Enid - Seelenspiegel

#PER CHI AMA: Black Epic, Summoning
Gli Enid, fondati da Martin Wiese e Florian Dammasch, muovono i primi passi nel 1997 e inizialmente si pongono come unico intento quello di proporre uno stile musicale del tutto simile agli austriaci Summoning. La band, grazie ai due album usciti per la label australiana CCP ("Nachtgedanken" e "Abschiedsreigen"), comincia gradualmente a sviluppare un suono più personale ed è con questo terzo lavoro "Seelenspiegel" che l'identità della formazione tedesca appare maggiormente definita. Lo stile del quartetto di musicisti (che qui si avvale di un quinto elemento alla batteria, ossia Moritz Neuner degli Abigor) può essere definito come un metal dalle forti connotazioni epiche, in cui le parti aggressive toccano l'asprezza del black metal e vengono alternate a momenti più rallentati e sognanti, caratterizzati dall'uso di una voce pulita e da cori dal sapore folk. Una proposta non molto originale ma che, ad ogni modo, risulta apprezzabile per la cura negli arrangiamenti e per l'interpretazione vocale di Martin Wise che sa essere sempre impeccabile e melodiosa nelle parti pulite.

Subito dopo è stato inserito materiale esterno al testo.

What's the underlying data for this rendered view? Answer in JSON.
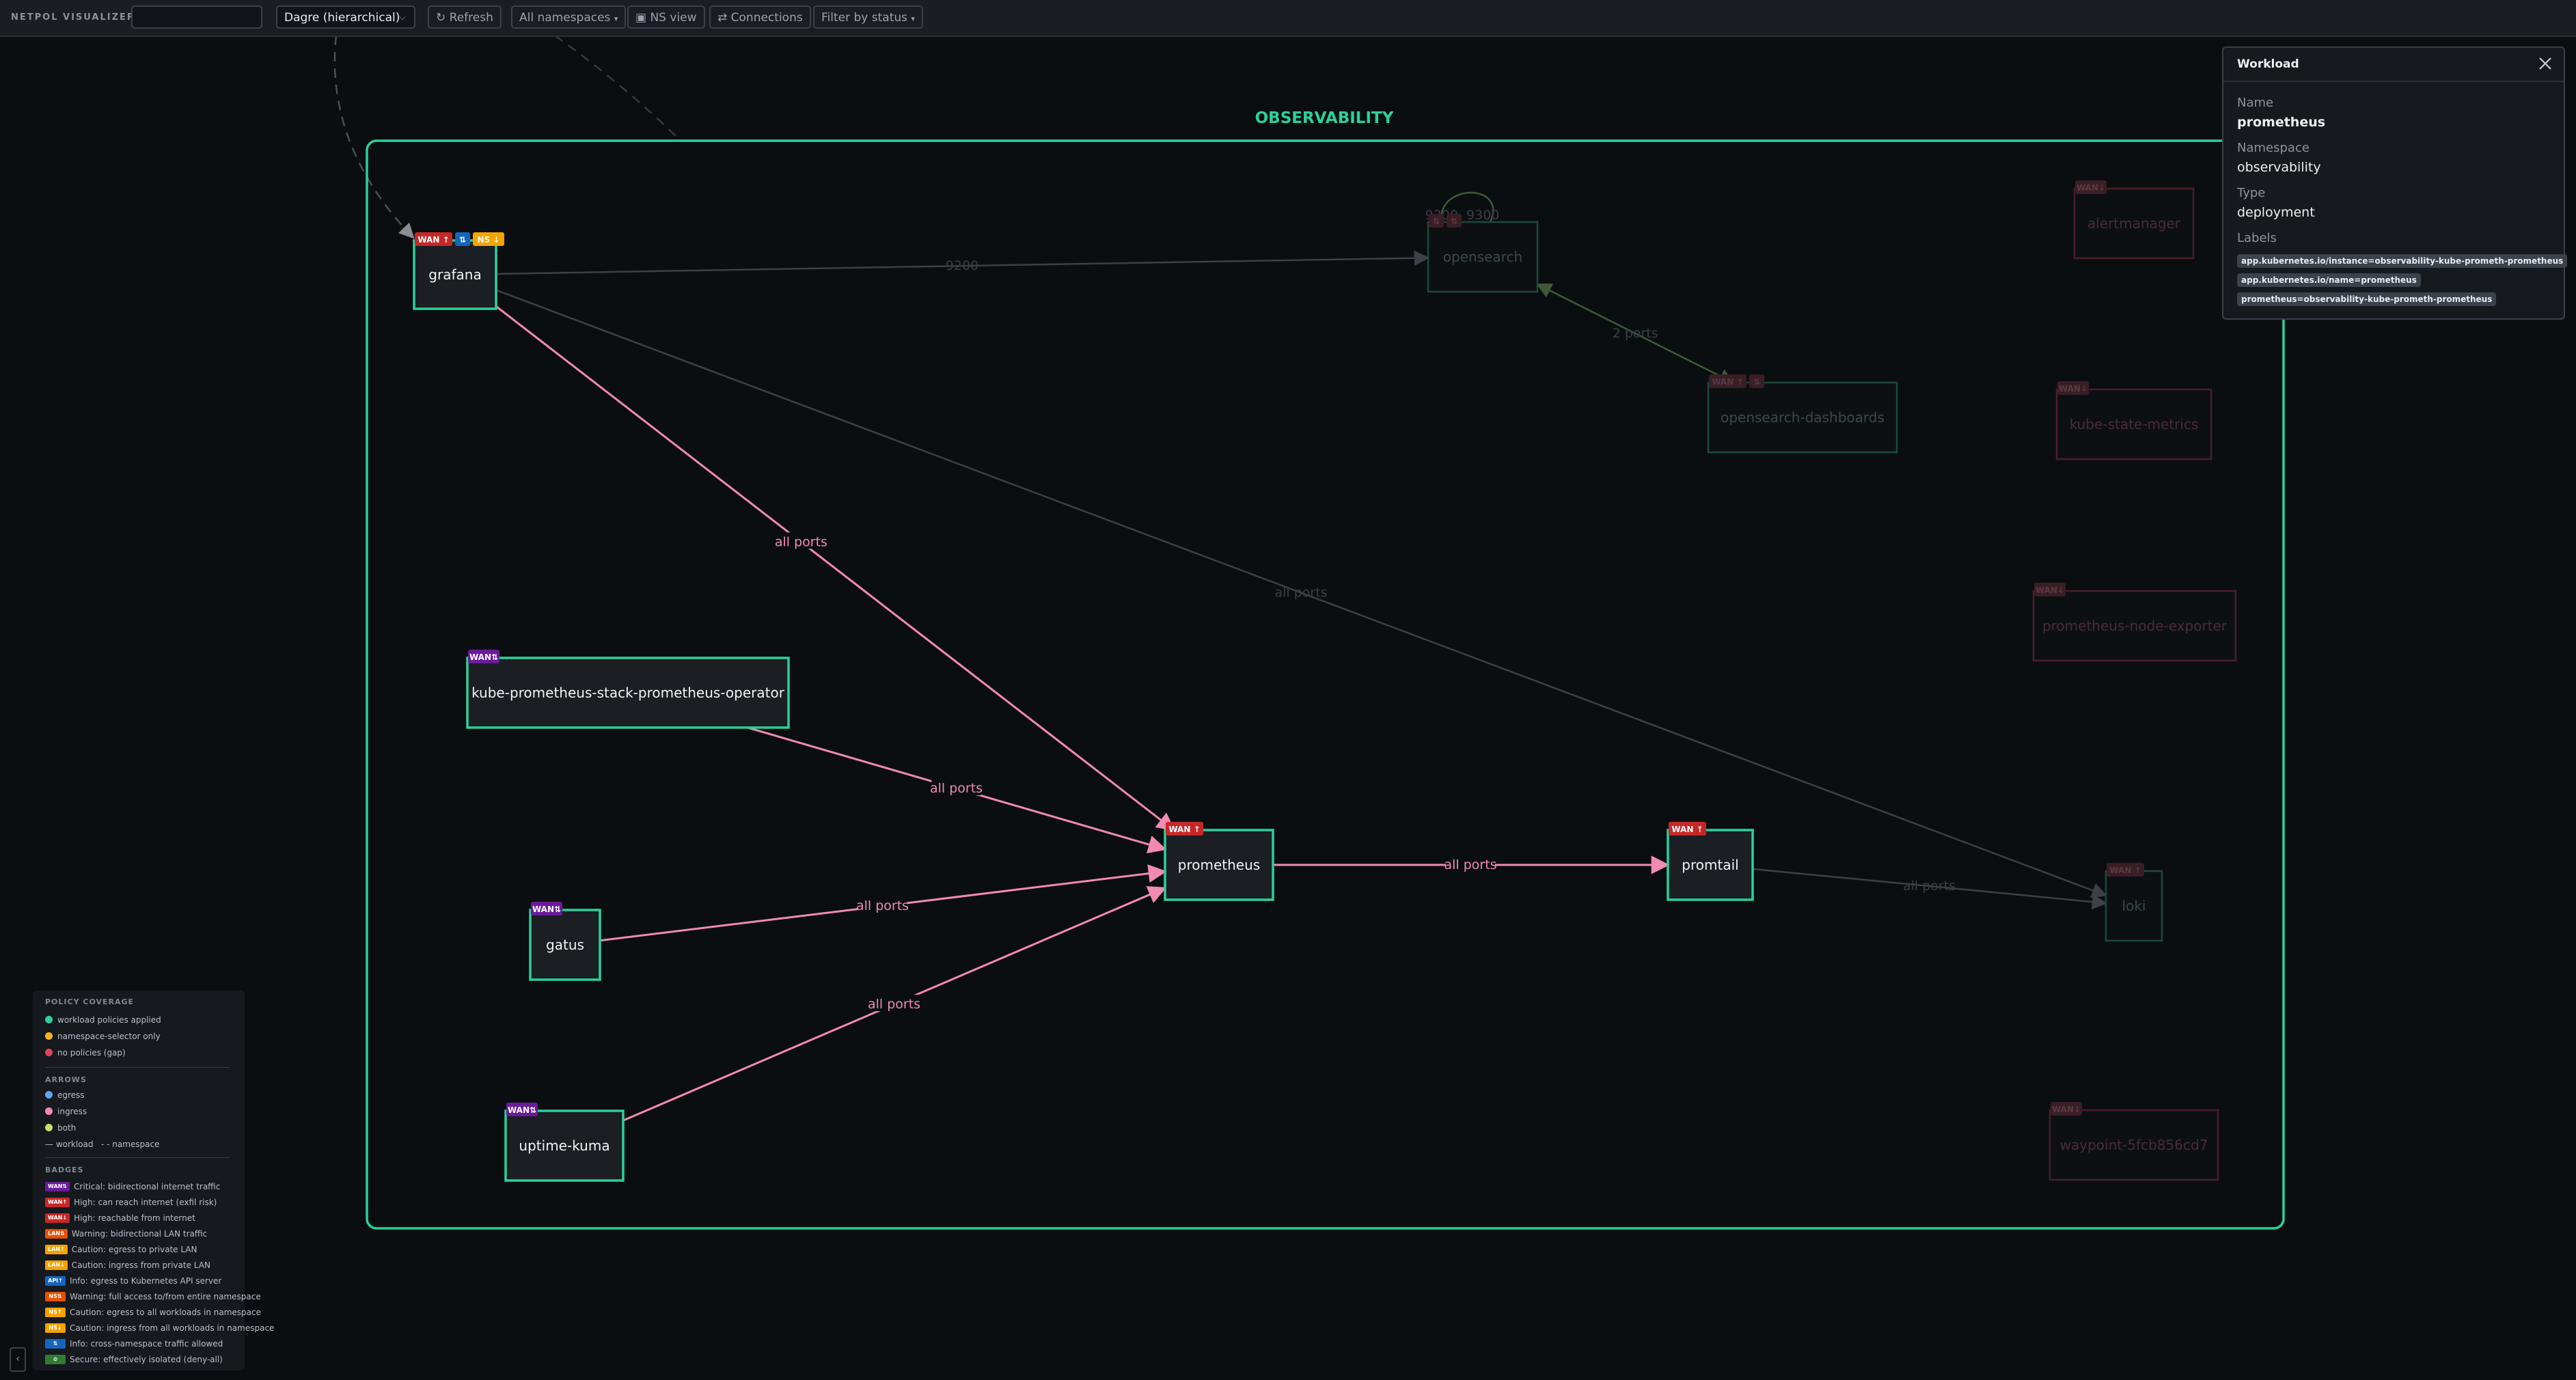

Meno convincente è invece la prova nel cantato black che, a mio parere, si rivela incerto e tutto sommato superfluo. 'Seelenspiegel' è un album che pecca di qualche ingenuità ma che risulta comunque piacevole. Consigliato agli amanti delle sonorità epiche e fiabesche. (Roberto Alba)

(Code 666)
Voto: 70
 

Lunar Portals of the Astral Mirror - Незыблемая власть тоски

#PER CHI AMA: Funeral Doom
…e a volte ritorni alle origini, rendendoti pienamente conto del perché certe melodie sono definite ‘spirituali’, della capacità che hanno nell’evocare nel tuo subconscio energie contrastanti e infinite. Come posso non spingermi in riflessioni filosofiche quando sono davanti a questo tipo di eccellenza musicale? Questo non è “un album”, questo è “l’album” per definizione di come dovrebbe essere un depressive-funeral doom. Dovrà entrare per forza di cose negli annali di storia del genere. Non può essere altrimenti. Signori, abbiamo tre singole tracce (di lunghezza variabile) che racchiudono in esse lo spirito di un’inquietudine talmente profonda da non poter essere espressa a parole. Mantenendoci sul piano puramente musicale si evidenzia un uso sistematico di riff tradizionali slow doom, un uso spasmodico dei piatti (non in senso di oppressione, ma di onnipresenza), pesanti corde di chitarre che creano l’atmosfera per le melodie delle tastiere, e il basso (non ci credo ancora) che si espone in desolati assoli. Un suono potente ma non pressante. Passaggi di melodie che trasportano in universi distanti, in antri dimenticati pervasi da un senso di disperata impotenza. Non vi è ostilità in queste note. Ed è bellissimo. Ecco la musica che prende il ruolo di Madre, che incarna il Bene e il Male allo stesso tempo, che sprigiona una forte volontà di riemergere dagli abissi ma che resta salda nella consapevolezza di essere in un guscio protettivo, mentre si dimora nelle tenebre. E quando senti l’armonia che pervade il tuo spirito ti rendi conto che in tutto il disordine è solo la piccola, debole melodia di una tastiera che apre le porte della speranza… come un’anima, sola, che agogna al termine del samsara in quest’epoca di oscura decadenza. Non ve lo scorderete. (Damiano Benato)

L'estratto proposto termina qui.